Of course, he did. Drew’s his golden boy. But fighting him head-on won’t get me answers. “If the allegations are false, we’ll craft a strategy to address them.”
“There’s no if,” he fires back.
“All right.” I let that go, keeping my cool. “In order to do my job, I need the facts. Let’s start with what can be corroborated. Did you host a party at the Platinum Hotel on Sunday night?”
“That’s not uncommon. It was a networking event mainly for industry people who attended the conference.”
“How many attended?”
“Twenty, maybe thirty.”
“Drinks were supplied?”
“That’s standard when hosting an event.”
“Was anyone noticeably drunk?”
“I wasn’t babysitting.”
“Were there drugs?”
“Not that I ever saw.
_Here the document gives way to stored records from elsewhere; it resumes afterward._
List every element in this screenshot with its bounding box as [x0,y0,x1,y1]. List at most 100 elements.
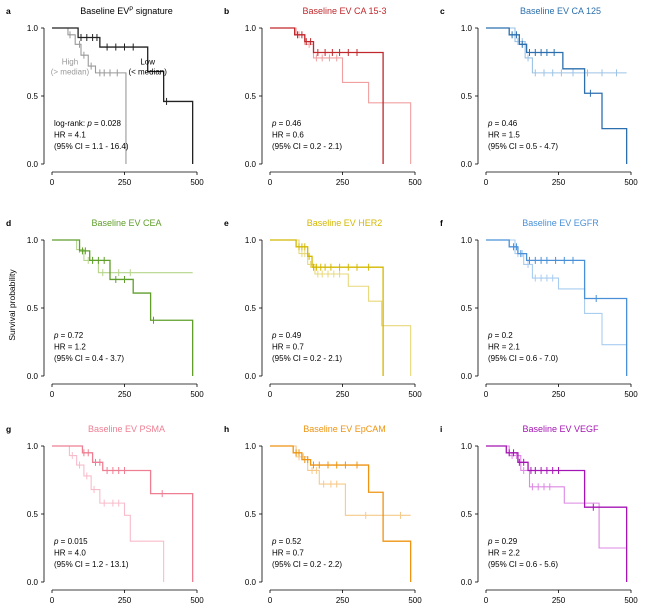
km-curve-low [52,445,194,582]
x-tick-label: 250 [336,178,350,187]
y-tick-label: 1.0 [27,236,39,245]
stats-line: p = 0.29 [487,537,518,546]
km-curve-low [270,445,412,582]
panel-letter: a [6,6,11,16]
x-tick-label: 0 [484,178,489,187]
panel-letter: f [440,218,443,228]
km-curve-high [486,445,627,549]
y-tick-label: 1.0 [245,442,257,451]
panel-title: Baseline EV CEA [91,218,161,228]
km-curve-low [270,239,384,376]
panel-title: Baseline EVP signature [80,6,173,16]
stats-line: log-rank: p = 0.028 [54,119,122,128]
stats-line: HR = 4.0 [54,549,86,558]
panel-h: h Baseline EV EpCAM 0.0 0.5 1.0 0 250 500 p = 0.… [224,424,422,605]
panel-letter: g [6,424,11,434]
km-curve-high [270,445,411,516]
stats-line: HR = 0.6 [272,131,304,140]
x-tick-label: 0 [50,178,55,187]
y-tick-label: 1.0 [27,442,39,451]
x-tick-label: 0 [268,178,273,187]
stats-line: HR = 1.2 [54,343,86,352]
x-tick-label: 500 [408,596,422,605]
y-tick-label: 1.0 [27,24,39,33]
y-tick-label: 0.0 [27,160,39,169]
stats-line: p = 0.46 [487,119,518,128]
x-tick-label: 0 [50,390,55,399]
panel-c: c Baseline EV CA 125 0.0 0.5 1.0 0 250 500 p = 0… [440,6,638,187]
panel-title: Baseline EV PSMA [88,424,165,434]
stats-line: (95% CI = 0.6 - 7.0) [488,354,558,363]
panel-title: Baseline EV CA 125 [520,6,601,16]
x-tick-label: 250 [336,596,350,605]
x-tick-label: 0 [484,596,489,605]
km-curve-low [270,27,384,164]
panel-letter: e [224,218,229,228]
y-tick-label: 1.0 [461,442,473,451]
stats-line: p = 0.49 [271,331,302,340]
group-label: Low (< median) [128,58,167,77]
x-tick-label: 500 [624,178,638,187]
panel-title: Baseline EV HER2 [307,218,383,228]
x-tick-label: 250 [552,596,566,605]
x-tick-label: 250 [552,390,566,399]
x-tick-label: 500 [190,178,204,187]
stats-line: p = 0.72 [53,331,84,340]
stats-line: (95% CI = 0.5 - 4.7) [488,142,558,151]
stats-line: HR = 2.1 [488,343,520,352]
stats-line: HR = 2.2 [488,549,520,558]
x-tick-label: 500 [408,390,422,399]
y-tick-label: 0.5 [245,304,257,313]
y-tick-label: 0.5 [27,304,39,313]
y-tick-label: 0.0 [245,160,257,169]
y-tick-label: 1.0 [461,24,473,33]
stats-line: HR = 1.5 [488,131,520,140]
y-tick-label: 1.0 [245,24,257,33]
y-tick-label: 0.0 [461,578,473,587]
panel-a: a Baseline EVP signature 0.0 0.5 1.0 0 250 500 H… [6,6,204,187]
y-tick-label: 0.0 [27,372,39,381]
km-curve-low [486,239,628,376]
y-tick-label: 0.5 [245,510,257,519]
panel-letter: i [440,424,442,434]
stats-line: p = 0.015 [53,537,88,546]
x-tick-label: 500 [624,596,638,605]
x-tick-label: 250 [552,178,566,187]
panel-d: d Baseline EV CEA 0.0 0.5 1.0 0 250 500 p = 0.72… [6,218,204,399]
panel-f: f Baseline EV EGFR 0.0 0.5 1.0 0 250 500 p = 0.2… [440,218,638,399]
panel-letter: d [6,218,11,228]
km-curve-low [486,445,628,582]
group-label: High (> median) [51,58,90,77]
panel-i: i Baseline EV VEGF 0.0 0.5 1.0 0 250 500 p = 0.2… [440,424,638,605]
panel-b: b Baseline EV CA 15-3 0.0 0.5 1.0 0 250 500 p = … [224,6,422,187]
panel-title: Baseline EV CA 15-3 [302,6,386,16]
panel-letter: h [224,424,229,434]
x-tick-label: 500 [190,390,204,399]
km-curve-high [52,445,165,582]
panel-letter: c [440,6,445,16]
panel-title: Baseline EV VEGF [522,424,599,434]
x-tick-label: 500 [624,390,638,399]
x-tick-label: 250 [118,596,132,605]
km-curve-high [52,239,193,274]
y-tick-label: 0.0 [461,160,473,169]
stats-line: (95% CI = 1.2 - 13.1) [54,560,129,569]
stats-line: p = 0.2 [487,331,513,340]
x-tick-label: 0 [50,596,55,605]
km-curve-high [52,27,127,164]
km-curve-high [486,239,627,346]
stats-line: p = 0.46 [271,119,302,128]
stats-line: (95% CI = 0.2 - 2.2) [272,560,342,569]
y-tick-label: 0.5 [461,304,473,313]
km-curve-low [52,239,194,376]
stats-line: p = 0.52 [271,537,302,546]
y-tick-label: 0.5 [461,510,473,519]
panel-letter: b [224,6,229,16]
y-tick-label: 0.0 [245,372,257,381]
panel-e: e Baseline EV HER2 0.0 0.5 1.0 0 250 500 p = 0.4… [224,218,422,399]
km-curve-high [486,27,627,74]
x-tick-label: 0 [484,390,489,399]
x-tick-label: 250 [118,178,132,187]
y-tick-label: 0.5 [461,92,473,101]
But I wasn’t spying inside bathrooms.”
“Were young women in attendance?”
His composure falters a fraction. “No one underage, if that’s what you’re asking.”
“Did you proposition any of the women for sex, offering or implying a job or career advantage?”
“Are you serious?” His eyes narrow, disbelief etched into his expression.
“The allegations are serious,” I reply evenly. “So, yes.”
“Come on, Alexandra,” he says with an arrogant smirk. “Do you honestly think I need to get a woman drunk or promise her a job to get laid?”
Before I can even respond, I hear a commotion outside. A woman’s muffled protests grow clearer when the door explodes open with a resounding crash.
“Sir! Sir! You can’t—” Drew’s assistant stumbles in, frazzled, trailing after a familiar, furious figure.
Chaz.
On my God.
He storms into the room like a force of nature, his brown eyes blazing. He heads straight for Marshall, but his forward momentum slows when his eyes land on me. Everything shifts. Shock ripples across his face, quickly followed by confusion and betrayal.
“Call security!” Drew yells, his voice pitching an octave higher with panic.
The room is pandemonium, but my attention is centered on Chaz. I can only imagine this somehow involves Sophia and how quickly this could escalate.
“No one needs to call security,” I assert, pleading in silence with Chaz to leave.
But he doesn’t back down. Instead, he turns to Drew. “You sick son of a bitch. That was my sister.” His voice is low and lethal. “You can call whoever the fuck you want.”
I leap out of my chair, stepping between Drew and Chaz’s raised fist, my heart hammering. “We should talk outside,” I say firmly, hoping he’ll listen, but he’s too riled up.
“So you can calm me down? Placate me? Feed me some bullshit? You know what he did, and he’s not getting away with it. I will beat this motherfucker into the ground before I let that happen.”
Security barrels into the room, heightening the tension and my fear.